Número de homicídios cai 53,6% durante primeiro semestre no Estado

Primeiro semestre de 2019 registra menos da metade dos assassinatos no mesmo período de 2018

Em comparação, os primeiros cinco meses de 2018 foram registrados 1.996 assassinatos, contra 935 em 2019.

Pelo 15º mês seguido, o Ceará registra redução no número de Crimes Violentos Letais e Intencionais (CVLIs) na comparação com o mesmo mês do ano anterior. Em junho de 2018, 384 pessoas perderam suas vidas em CVLIs, enquanto, em junho último, esse número foi de 168. Os dados foram anunciados na manhã de ontem pela Secretaria da Segurança Pública e Defesa Social (SSPDS), em reunião que contou com representantes de diversos órgãos ligados à segurança pública.

Conforme as estatísticas da pasta, o primeiro semestre deste ano no Estado registrou menos da metade do número de assassinatos na comparação com o semestre do ano passado. Enquanto 2.380 foram mortos nos seis primeiros meses de 2018, neste ano, no mesmo período, foram 1.105 casos. A redução é de 53,6%. Os CVLIs englobam homicídios, latrocínios e lesões corporais seguidas de morte. As reduções ocorreram em todas as regiões do Estado. A maior variação no período ocorreu justamente na Capital, que reduziu em 57,7% esses tipos de crime. Foram 780 casos em 2018 contra 330 em 2019. Neste semestre, destaca a SSPDS, em 33 dias não ocorreram assassinatos no Município. Fortaleza registra queda no número de CVLIs há 16 meses.

Em entrevista coletiva, o secretário da Segurança Pública André Costa voltou a creditar os resultados positivos às ações desenvolvidas pela SSPDS, como a territorialização do policiamento em áreas sensíveis e investimento em novas tecnologias. De acordo com ele, esse foi o melhor primeiro semestre referente a CVLIs desde 2009. Além dessas ações, André Costa destacou o papel da Secretaria da Administração Penitenciária (SAP) na diminuição dos CVLIs.

Presente à reunião, Mauro Albuquerque, secretário da SAP, voltou a afirmar que o Estado retomou o controle dos presídios. “(Em) Várias unidades nossas já não entra celular desde janeiro”, ressaltou, acrescentando ainda que a meta é “zerar” a entrada dos aparelhos. Ele disse que apenas “uma ou outra” unidade penitenciária do Estado ainda tem também divisão por facções, algo que ele prometeu acabar quando assumiu a SAP no início do ano. Segundo ele, só não foi possível fazer a separação por completo das facções por causa da reestruturação pela qual passa o sistema penitenciário. “Hoje, por exemplo, há pessoas que moram em algum bairro e têm que estar protegidas.” Porém, ressaltou que faccionados têm regime endurecido, com, por exemplo, recebimento de visita apenas uma vez por mês — quando o preso comum recebe quinzenalmente. Integrantes de facção, ainda, recebem as visitas em parlatório, com separação por vidros.

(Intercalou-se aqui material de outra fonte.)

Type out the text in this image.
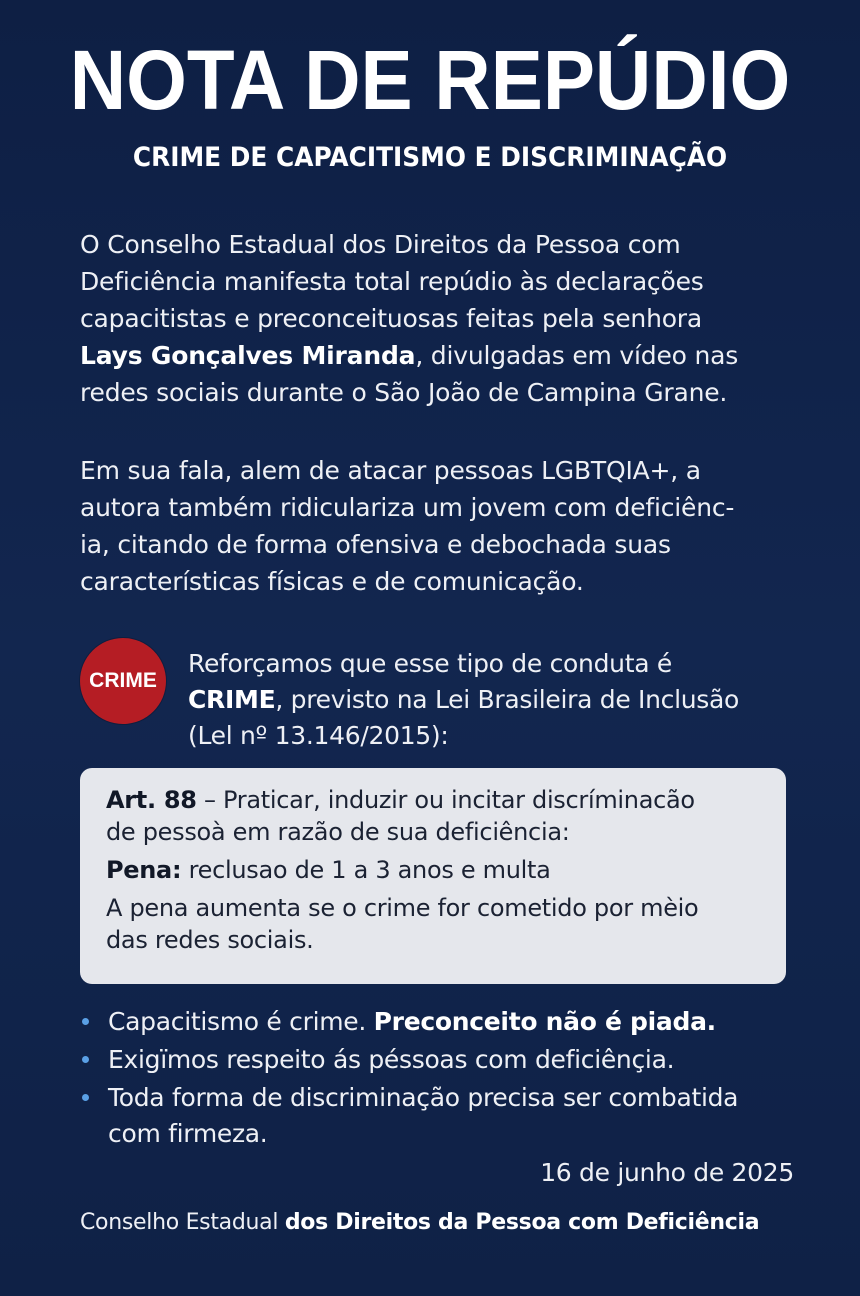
NOTA DE REPÚDIO
CRIME DE CAPACITISMO E DISCRIMINAÇÃO
O Conselho Estadual dos Direitos da Pessoa com
Deficiência manifesta total repúdio às declarações
capacitistas e preconceituosas feitas pela senhora
Lays Gonçalves Miranda, divulgadas em vídeo nas
redes sociais durante o São João de Campina Grane.
Em sua fala, alem de atacar pessoas LGBTQIA+, a
autora também ridiculariza um jovem com deficiênc-
ia, citando de forma ofensiva e debochada suas
características físicas e de comunicação.
CRIME
Reforçamos que esse tipo de conduta é
CRIME, previsto na Lei Brasileira de Inclusão
(Lel nº 13.146/2015):
Art. 88 – Praticar, induzir ou incitar discríminacão
de pessoà em razão de sua deficiência:
Pena: reclusao de 1 a 3 anos e multa
A pena aumenta se o crime for cometido por mèio
das redes sociais.
Capacitismo é crime. Preconceito não é piada.
Exigïmos respeito ás péssoas com deficiênçia.
Toda forma de discriminação precisa ser combatida
com firmeza.
16 de junho de 2025
Conselho Estadual dos Direitos da Pessoa com Deficiência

André Costa também afirmou que a pasta segue investindo para reduzir ainda mais a criminalidade, sobretudo, em novas tecnologias. O secretário disse que novo dispositivo de reconhecimento facial por smartphone deve passar a ser utilizado em breve. Conforme o secretário, a nova tecnologia poderá, pelo rosto, identificar criminosos a partir de um banco de dados. “Tem mais coisa por vir. Cada vez mais vai ficar difícil para o criminoso estar nas ruas e não ser identificado pela inteligência, pela Polícia”, disse Costa. Ele ainda garantiu que ampliará as bases do Programa de Proteção Territorial e Gestão de Riscos (Proteger), que devem chegar em breve a municípios da Grande Fortaleza.

Também presente ao encontro, o procurador-geral de Justiça do Estado do Ceará, Plácido Rios, destacou a integração existente entre as forças de segurança no Estado. Ele ainda adiantou que, “nos próximos dias”, o Ministério Público Estadual (MPCE) junto à Polícia Civil e à Coordenadoria de Inteligência (Coin) deve desencadear novas ações contra facções criminosas. “Acreditamos até que já existem muitos membros migrando para outros estados em face dessa retaliação que o Estado vem fazendo.” Conforme ele, o MPCE vem tendo como foco combate à lavagem de dinheiro e à sonegação fiscal.